As declarações do presidente surgem num momento em que, além da imagem negativa para o seu país resultante do escândalo do doping no atletismo e do comportamento agressivo dos apoiantes da seleção de futebol no Europeu de França, Moscovo está envolvido em numerosas situações de tensão e conflito. Situações quase todas comentadas por um Putin conciliador e ciente de que não será possível obter ganho de causa em todas as frentes. Desde logo naquela que opõe a Rússia e a NATO, em especial desde a anexação da Crimeia e da intervenção no Leste da Ucrânia, à crise na Síria.
Insistindo na habitual linha de argumentos do Kremlin, Putin pôs especial ênfase em "consequências" não especificadas se a NATO persistir no que classificou como "política unilateral contra a Rússia". Mas não deixou de apelar a uma concertação nas questões militares para prevenir uma escalada remanescente da era da Guerra Fria.
A cimeira da NATO, em julho na Polónia, irá confirmar uma decisão já tomada de deslocar cerca de quatro mil efetivos, numa base rotativa, para os três Estados do Báltico e para a Polónia, a pedido destes. Em paralelo, decorreram recentemente diferentes exercícios militares na região para testar a rapidez de resposta da Aliança em caso de agressão a um dos seus Estados membros na região.

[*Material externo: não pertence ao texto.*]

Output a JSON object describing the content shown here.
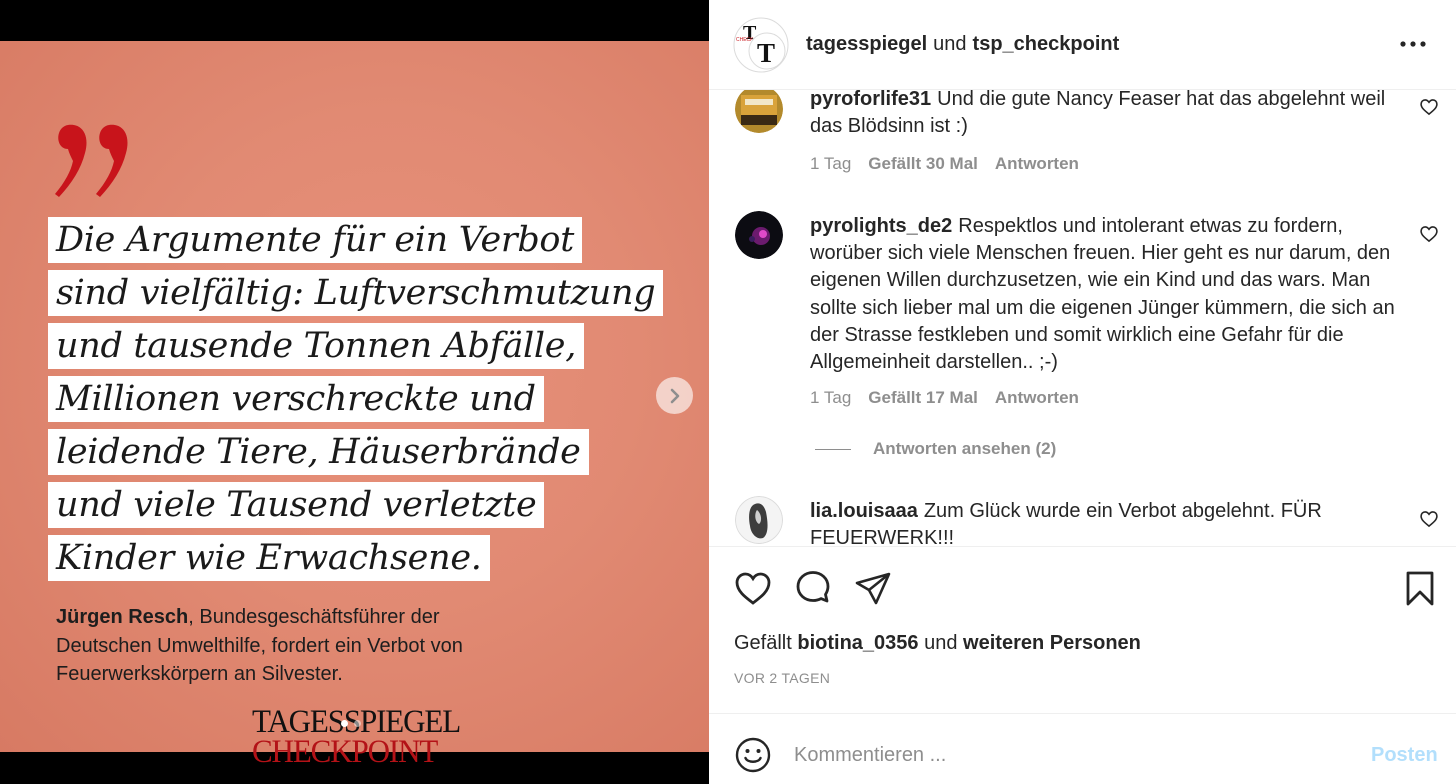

Concedendo que os EUA "são uma grande potência, possivelmente a única superpotência na atualidade" e que "o mundo necessita de um país assim", o líder russo sublinhou que "o que não precisamos é que os EUA estejam sempre a interferir nas nossas questões e a dizerem como temos de viver".

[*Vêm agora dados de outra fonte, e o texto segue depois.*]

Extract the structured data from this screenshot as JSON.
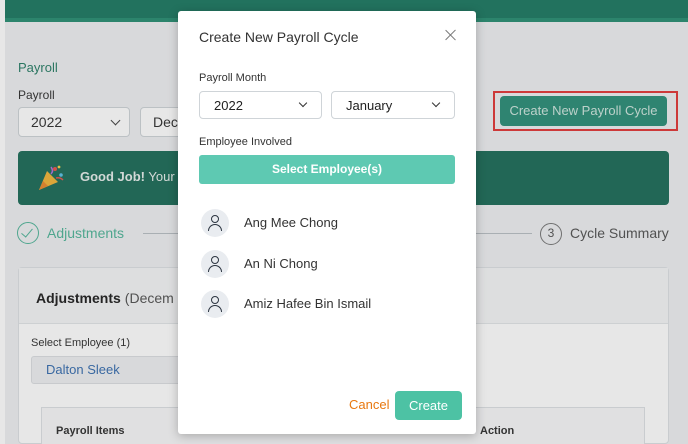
{
  "page": {
    "breadcrumb": "Payroll",
    "payroll_label": "Payroll",
    "year_value": "2022",
    "month_value": "Dece",
    "create_cycle_button": "Create New Payroll Cycle",
    "banner_bold": "Good Job!",
    "banner_text": " Your pa",
    "step1_label": "Adjustments",
    "step3_number": "3",
    "step3_label": "Cycle Summary",
    "card_title": "Adjustments",
    "card_subtitle": "(Decem",
    "select_employee_label": "Select Employee (1)",
    "selected_employee": "Dalton Sleek",
    "table_headers": [
      "Payroll Items",
      "Action"
    ]
  },
  "modal": {
    "title": "Create New Payroll Cycle",
    "payroll_month_label": "Payroll Month",
    "year_value": "2022",
    "month_value": "January",
    "employee_involved_label": "Employee Involved",
    "select_employees_button": "Select Employee(s)",
    "employees": [
      "Ang Mee Chong",
      "An Ni Chong",
      "Amiz Hafee Bin Ismail"
    ],
    "cancel_label": "Cancel",
    "create_label": "Create"
  },
  "colors": {
    "brand_green": "#1f7a63",
    "accent_teal": "#4dc2a4",
    "cancel_orange": "#e8780f",
    "highlight_red": "#e23a3a"
  }
}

Não deixando de transparecer qualquer preferência por Donald Trump ou Hillary Clinton, em resposta a uma pergunta sobre as presidenciais de novembro nos EUA, Putin declarou-se pronto a trabalhar "com quem for eleito". Em seguida, recordou que tivera uma "relação próxima" com Bill Clinton e considerou positivo que Trump tenha afirmado que queria restaurar as relações bilaterais. "Que mal há nisso?", interrogou-se sob aplausos da assistência.
Uma outra relação que Putin pretende recuperar é a que a Rússia mantém com a União Europeia (UE) e que foi afetada pela anexação da Crimeia e a intervenção no Leste da Ucrânia. Em resposta, a UE, principal parceiro comercial da Rússia, aplicou sanções contra este país. Ontem, o bloco europeu anunciou o prolongamento até junho de 2017 das interdições respeitantes às relações comerciais com a Crimeia, esperando-se que, na próxima semana, sejam prolongadas por mais seis meses as sanções diretamente aplicadas à Rússia. Neste ponto, Putin afirmou "não haver ressentimentos" e estar pronto a "ir ao encontro dos nossos parceiros europeus", desde que estes mostrem alguma flexibilidade.

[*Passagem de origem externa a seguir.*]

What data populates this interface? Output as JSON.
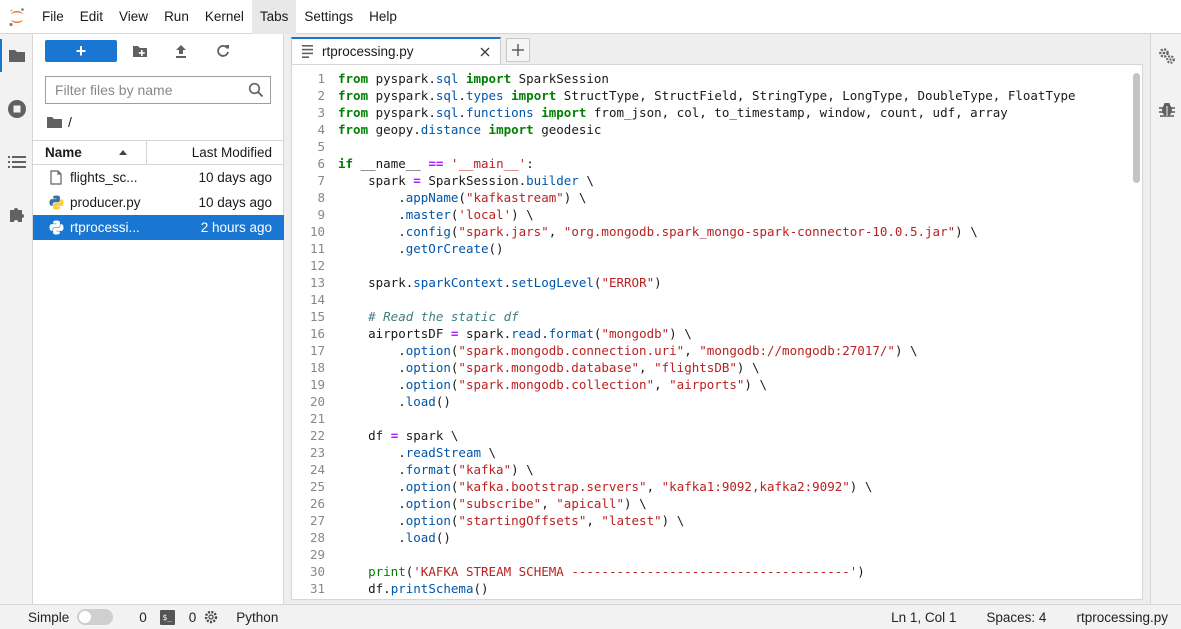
{
  "menubar": {
    "logo_icon": "jupyter-logo-icon",
    "items": [
      "File",
      "Edit",
      "View",
      "Run",
      "Kernel",
      "Tabs",
      "Settings",
      "Help"
    ],
    "active": "Tabs"
  },
  "leftbar": {
    "icons": [
      "folder-icon",
      "running-stop-icon",
      "toc-list-icon",
      "extension-puzzle-icon"
    ],
    "active": "folder-icon"
  },
  "filebrowser": {
    "new_button_label": "+",
    "toolbar_icons": [
      "new-folder-icon",
      "upload-icon",
      "refresh-icon"
    ],
    "filter_placeholder": "Filter files by name",
    "breadcrumb": "/",
    "columns": {
      "name": "Name",
      "modified": "Last Modified"
    },
    "files": [
      {
        "name": "flights_sc...",
        "modified": "10 days ago",
        "icon": "file-icon",
        "selected": false
      },
      {
        "name": "producer.py",
        "modified": "10 days ago",
        "icon": "python-icon",
        "selected": false
      },
      {
        "name": "rtprocessi...",
        "modified": "2 hours ago",
        "icon": "python-icon",
        "selected": true
      }
    ]
  },
  "tabs": [
    {
      "label": "rtprocessing.py",
      "icon": "text-file-icon",
      "active": true
    }
  ],
  "editor": {
    "language": "python",
    "lines": [
      "from pyspark.sql import SparkSession",
      "from pyspark.sql.types import StructType, StructField, StringType, LongType, DoubleType, FloatType",
      "from pyspark.sql.functions import from_json, col, to_timestamp, window, count, udf, array",
      "from geopy.distance import geodesic",
      "",
      "if __name__ == '__main__':",
      "    spark = SparkSession.builder \\",
      "        .appName(\"kafkastream\") \\",
      "        .master('local') \\",
      "        .config(\"spark.jars\", \"org.mongodb.spark_mongo-spark-connector-10.0.5.jar\") \\",
      "        .getOrCreate()",
      "",
      "    spark.sparkContext.setLogLevel(\"ERROR\")",
      "",
      "    # Read the static df",
      "    airportsDF = spark.read.format(\"mongodb\") \\",
      "        .option(\"spark.mongodb.connection.uri\", \"mongodb://mongodb:27017/\") \\",
      "        .option(\"spark.mongodb.database\", \"flightsDB\") \\",
      "        .option(\"spark.mongodb.collection\", \"airports\") \\",
      "        .load()",
      "",
      "    df = spark \\",
      "        .readStream \\",
      "        .format(\"kafka\") \\",
      "        .option(\"kafka.bootstrap.servers\", \"kafka1:9092,kafka2:9092\") \\",
      "        .option(\"subscribe\", \"apicall\") \\",
      "        .option(\"startingOffsets\", \"latest\") \\",
      "        .load()",
      "",
      "    print('KAFKA STREAM SCHEMA -------------------------------------')",
      "    df.printSchema()"
    ],
    "scroll_fraction": 0.21
  },
  "rightbar": {
    "icons": [
      "property-inspector-gear-icon",
      "debugger-bug-icon"
    ]
  },
  "statusbar": {
    "simple_label": "Simple",
    "simple_enabled": false,
    "terminals_count": "0",
    "terminal_icon": "terminal-icon",
    "terminal_glyph": "$_",
    "kernels_count": "0",
    "kernel_icon": "kernel-gear-icon",
    "kernel_name": "Python",
    "cursor": "Ln 1, Col 1",
    "spaces": "Spaces: 4",
    "filename": "rtprocessing.py"
  }
}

Sobre a Ucrânia, Putin acusou os países ocidentais de terem "apoiado um golpe de Estado" naquele país, que assustou os falantes russos no Leste e na Crimeia. Isto numa tentativa de justificar a anexação e apoio militar aos secessionistas pró-russos, mas, num registo mais conciliador, afirmou que aqueles que se opunham ao então presidente Viktor Ianukovich "teriam provavelmente chegado ao poder por meios democráticos".
Invocando o argumento democrático e "novas eleições" na Síria, Putin pediu à oposição a Bashar al-Assad que participe nas negociações de paz. Estas estão suspensas devido à intransigência de Damasco em abordar a questão da saída do poder do presidente. Os EUA consideraram recentemente que uma solução para o conflito é indissociável da renúncia daquele.
Putin não deixou de abordar o principal desafio interno da Rússia, que resulta de uma conjuntura económica recessiva e sob pressão das sanções europeias e dos EUA e da queda do preço do petróleo. Garantiu que, "a curto prazo, será retomado o crescimento", indicando uma taxa de, "pelo menos, 4% ao ano". O grande desafio é mudar o modelo de desenvolvimento assente no setor do petróleo e do gás natural ou, pelo menos, multiplicar os setores que possam funcionar como motores do crescimento da economia.